You may have heard of the replication crisis. It mostly refers to studies in the social sciences that get a lot of media attention when they're first published but then fail to produce the same results when other researchers try to replicate them. The reason it's become a crisis is that a lot of studies fail to replicate, calling into question the whole enterprise of the social sciences.
But one problem with this is that it's hard to replicate a study. Small things can make a big difference sometimes, and doing a precise replication isn't always easy. A recent paper shows this pretty dramatically. First off, here's what the researchers were trying to replicate:
The study was published in 2021 and investigated an association of glucagon-like peptide 1 receptor agonists (GLP-1RA) and chronic lower respiratory disease (CLRD) exacerbation in a population with type 2 diabetes mellitus (T2D) and CLRD.
This is no dashed-off social science experiment. This is a big and very serious medical study with very specific methods and goals. What's more, the researchers weren't trying to replicate the whole thing. They were only trying to replicate one little part: deciding which patients to include in the study. Here are the criteria:
New users of GLP1-RA add-on therapy aged more than 17 years with at least 1 outpatient or 2 inpatient encounters with T2D and CLRD in the year before the index date with no prior insulin or dipeptidyl peptidase 4 inhibitors exposure and no prior type 1 diabetes mellitus, cystic fibrosis, lung cancer, pulmonary embolism, pulmonary hypertension, conditions requiring chronic systemic corticosteroid therapy within a year or pregnancy at the index date.

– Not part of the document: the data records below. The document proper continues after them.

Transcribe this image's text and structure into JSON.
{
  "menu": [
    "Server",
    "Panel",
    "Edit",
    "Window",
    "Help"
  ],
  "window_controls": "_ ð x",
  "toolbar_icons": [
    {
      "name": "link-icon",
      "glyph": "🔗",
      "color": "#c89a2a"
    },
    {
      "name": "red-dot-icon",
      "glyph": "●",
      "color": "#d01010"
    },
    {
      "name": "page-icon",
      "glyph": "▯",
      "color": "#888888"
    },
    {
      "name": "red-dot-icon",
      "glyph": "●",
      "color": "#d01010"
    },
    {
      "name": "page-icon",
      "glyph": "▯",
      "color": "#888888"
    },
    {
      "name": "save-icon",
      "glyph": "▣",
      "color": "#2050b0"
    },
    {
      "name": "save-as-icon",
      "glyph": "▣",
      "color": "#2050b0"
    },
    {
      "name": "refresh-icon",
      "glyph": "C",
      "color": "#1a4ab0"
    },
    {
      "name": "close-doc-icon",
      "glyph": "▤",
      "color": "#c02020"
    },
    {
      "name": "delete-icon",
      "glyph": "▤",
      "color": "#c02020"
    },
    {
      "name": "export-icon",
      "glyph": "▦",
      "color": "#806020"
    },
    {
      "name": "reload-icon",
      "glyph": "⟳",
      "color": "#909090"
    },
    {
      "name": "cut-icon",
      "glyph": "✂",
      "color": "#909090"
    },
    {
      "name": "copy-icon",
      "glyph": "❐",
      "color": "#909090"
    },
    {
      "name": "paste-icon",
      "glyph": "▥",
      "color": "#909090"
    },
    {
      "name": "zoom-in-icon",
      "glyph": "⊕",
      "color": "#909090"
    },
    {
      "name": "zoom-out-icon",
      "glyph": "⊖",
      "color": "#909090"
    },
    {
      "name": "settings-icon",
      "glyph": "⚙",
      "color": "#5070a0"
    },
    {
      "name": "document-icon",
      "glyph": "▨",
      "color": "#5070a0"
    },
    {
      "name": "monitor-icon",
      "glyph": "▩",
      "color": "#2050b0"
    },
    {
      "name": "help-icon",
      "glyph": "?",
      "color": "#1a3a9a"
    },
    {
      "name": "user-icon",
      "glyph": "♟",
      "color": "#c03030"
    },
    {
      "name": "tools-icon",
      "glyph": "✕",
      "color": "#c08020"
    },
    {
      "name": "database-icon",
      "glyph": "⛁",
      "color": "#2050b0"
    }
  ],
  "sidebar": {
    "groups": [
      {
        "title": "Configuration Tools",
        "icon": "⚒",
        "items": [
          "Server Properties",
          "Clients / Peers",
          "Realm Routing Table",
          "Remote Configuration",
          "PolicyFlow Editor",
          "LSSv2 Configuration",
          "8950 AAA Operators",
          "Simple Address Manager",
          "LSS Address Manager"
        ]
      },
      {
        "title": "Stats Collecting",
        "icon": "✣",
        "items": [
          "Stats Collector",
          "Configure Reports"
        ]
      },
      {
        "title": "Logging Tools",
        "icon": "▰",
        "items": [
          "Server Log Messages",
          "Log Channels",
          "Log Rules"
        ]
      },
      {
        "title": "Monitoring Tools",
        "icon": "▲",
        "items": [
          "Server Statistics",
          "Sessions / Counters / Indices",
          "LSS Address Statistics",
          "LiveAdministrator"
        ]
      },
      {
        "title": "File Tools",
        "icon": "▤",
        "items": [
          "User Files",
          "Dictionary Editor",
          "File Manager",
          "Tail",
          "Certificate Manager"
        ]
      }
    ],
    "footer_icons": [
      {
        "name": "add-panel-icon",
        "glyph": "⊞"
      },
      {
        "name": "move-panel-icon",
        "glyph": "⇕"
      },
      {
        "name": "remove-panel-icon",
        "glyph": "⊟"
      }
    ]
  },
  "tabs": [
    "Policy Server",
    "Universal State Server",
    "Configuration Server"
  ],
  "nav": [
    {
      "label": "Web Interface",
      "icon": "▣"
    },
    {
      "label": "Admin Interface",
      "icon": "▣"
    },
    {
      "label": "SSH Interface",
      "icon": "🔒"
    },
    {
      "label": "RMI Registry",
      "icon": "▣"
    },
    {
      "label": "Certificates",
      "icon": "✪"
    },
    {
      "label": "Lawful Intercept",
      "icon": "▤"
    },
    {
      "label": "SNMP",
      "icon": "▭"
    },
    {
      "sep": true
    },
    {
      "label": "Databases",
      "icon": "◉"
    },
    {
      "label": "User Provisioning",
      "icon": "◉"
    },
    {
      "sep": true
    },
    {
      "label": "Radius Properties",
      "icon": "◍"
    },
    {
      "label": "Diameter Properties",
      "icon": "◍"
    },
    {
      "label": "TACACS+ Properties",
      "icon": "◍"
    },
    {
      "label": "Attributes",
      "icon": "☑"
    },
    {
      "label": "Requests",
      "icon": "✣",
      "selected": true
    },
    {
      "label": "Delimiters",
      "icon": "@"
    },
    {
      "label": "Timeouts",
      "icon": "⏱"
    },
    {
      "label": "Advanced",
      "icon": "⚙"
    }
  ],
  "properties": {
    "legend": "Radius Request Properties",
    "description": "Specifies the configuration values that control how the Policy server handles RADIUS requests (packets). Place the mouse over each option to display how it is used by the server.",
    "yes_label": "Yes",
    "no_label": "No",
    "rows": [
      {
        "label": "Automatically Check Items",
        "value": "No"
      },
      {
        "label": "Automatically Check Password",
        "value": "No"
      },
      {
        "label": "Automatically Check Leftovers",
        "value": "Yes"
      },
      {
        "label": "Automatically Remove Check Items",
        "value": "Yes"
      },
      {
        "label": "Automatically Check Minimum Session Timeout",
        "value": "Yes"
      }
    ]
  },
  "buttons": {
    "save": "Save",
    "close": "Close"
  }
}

Got that? The researchers gathered together nine teams of qualified experts whose only task was to slice and dice a database to come up with a cohort of patients who met the inclusion criteria. The results were dismal. Interpretations of what the criteria meant were all over the map and none of the nine teams came close to matching the cohort from the original study. They couldn't even come close to agreeing on how many people were in the cohort:
The green bars represent patients chosen by both the original study and the team of replicators. The largest overlap is only 35%. The number of people chosen for the study ranges chaotically from 2,000 to 64,000. Every team deviated from the inclusion criteria in the original study in at least four different ways.
So replication is no walk in the park, even in the hard sciences where the procedures are presumably more concrete. But if replication is this hard, what chance do we have of properly replicating anything?